Obvious newbie question, I'm trying trying to write something that you put in an int and it gives you the month. Here is a function python version:
months = ["Jan", "Feb", "Mar", "Apr", "May", "Jun", "Jul", "Aug", "Sep", "Oct", "Nov", "Dec"]
def get_month(mon):
return months[mon]
In C, I have done this:
#include <stdio.h>
char *months[12] = {"Jan", "Feb", "Mar", "Apr", "May", "Jun", "Jul", "Aug", "Sep", "Oct", "Nov", "Dec"};
int main()
{
char get_month(int m)
{
return *months[m];
}
for (int i = 0; i < 12; i++)
{
char this_month = get_month(i);
printf ("Month %d is %c\n", i, this_month);
}
return 0;
}
I get this output
Month 1 is J
Month 2 is F
Month 3 is M
Month 4 is A
Month 5 is M
Month 6 is J
Month 7 is J
Month 8 is A
Month 9 is S
Month 10 is O
Month 11 is N
Month 12 is D
I think I have to somehow account for the length of the strings (or are they technically chars?) in *months[12] but I don't know how. If I change it to *months[12][3] I get
warning: returning ‘char *’ from a function with return type ‘char’ makes integer from pointer without a cast [-Wint-conversion]

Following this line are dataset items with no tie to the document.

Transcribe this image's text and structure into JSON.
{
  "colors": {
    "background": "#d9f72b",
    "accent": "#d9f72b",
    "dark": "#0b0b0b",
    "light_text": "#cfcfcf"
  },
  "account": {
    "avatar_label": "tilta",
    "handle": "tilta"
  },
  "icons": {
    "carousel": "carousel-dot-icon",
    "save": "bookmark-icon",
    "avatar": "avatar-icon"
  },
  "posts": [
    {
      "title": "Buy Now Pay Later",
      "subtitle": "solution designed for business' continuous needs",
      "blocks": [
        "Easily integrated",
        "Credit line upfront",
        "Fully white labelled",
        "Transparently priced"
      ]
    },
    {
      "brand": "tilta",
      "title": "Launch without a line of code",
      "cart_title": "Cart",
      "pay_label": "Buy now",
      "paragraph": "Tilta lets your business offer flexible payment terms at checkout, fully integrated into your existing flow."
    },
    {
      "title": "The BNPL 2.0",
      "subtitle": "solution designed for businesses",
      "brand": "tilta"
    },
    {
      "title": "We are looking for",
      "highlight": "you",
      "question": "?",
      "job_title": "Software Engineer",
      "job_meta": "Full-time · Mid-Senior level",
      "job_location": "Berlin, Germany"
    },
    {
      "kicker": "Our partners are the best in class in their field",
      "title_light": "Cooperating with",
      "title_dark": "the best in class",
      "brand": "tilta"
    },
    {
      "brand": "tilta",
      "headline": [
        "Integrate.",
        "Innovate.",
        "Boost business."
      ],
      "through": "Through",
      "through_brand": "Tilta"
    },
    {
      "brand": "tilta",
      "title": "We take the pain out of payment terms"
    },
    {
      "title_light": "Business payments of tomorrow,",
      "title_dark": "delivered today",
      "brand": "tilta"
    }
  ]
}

Also, what if they were not all the same length (i.e. the months were written out fully)?
Defining a function within another function is not a standard C feature.
You need to move the definition of the function get_month
above main.
Elements of the array monhts
have the type char *
.
char *months[12] = { /*... */ };
So the function get_month
that returns element of the array must have the same return type as the type of the array elements.
char * get_month(int m)
{
return months[m];
}
So within the for loop in main you need to write
char *this_month = get_month(i);
printf ("Month %d is %s\n", i, this_month);
As for this expression *months[m]
then it yields the first character of the string pointed to by the pointer months[m]
because you have an array pf pointers.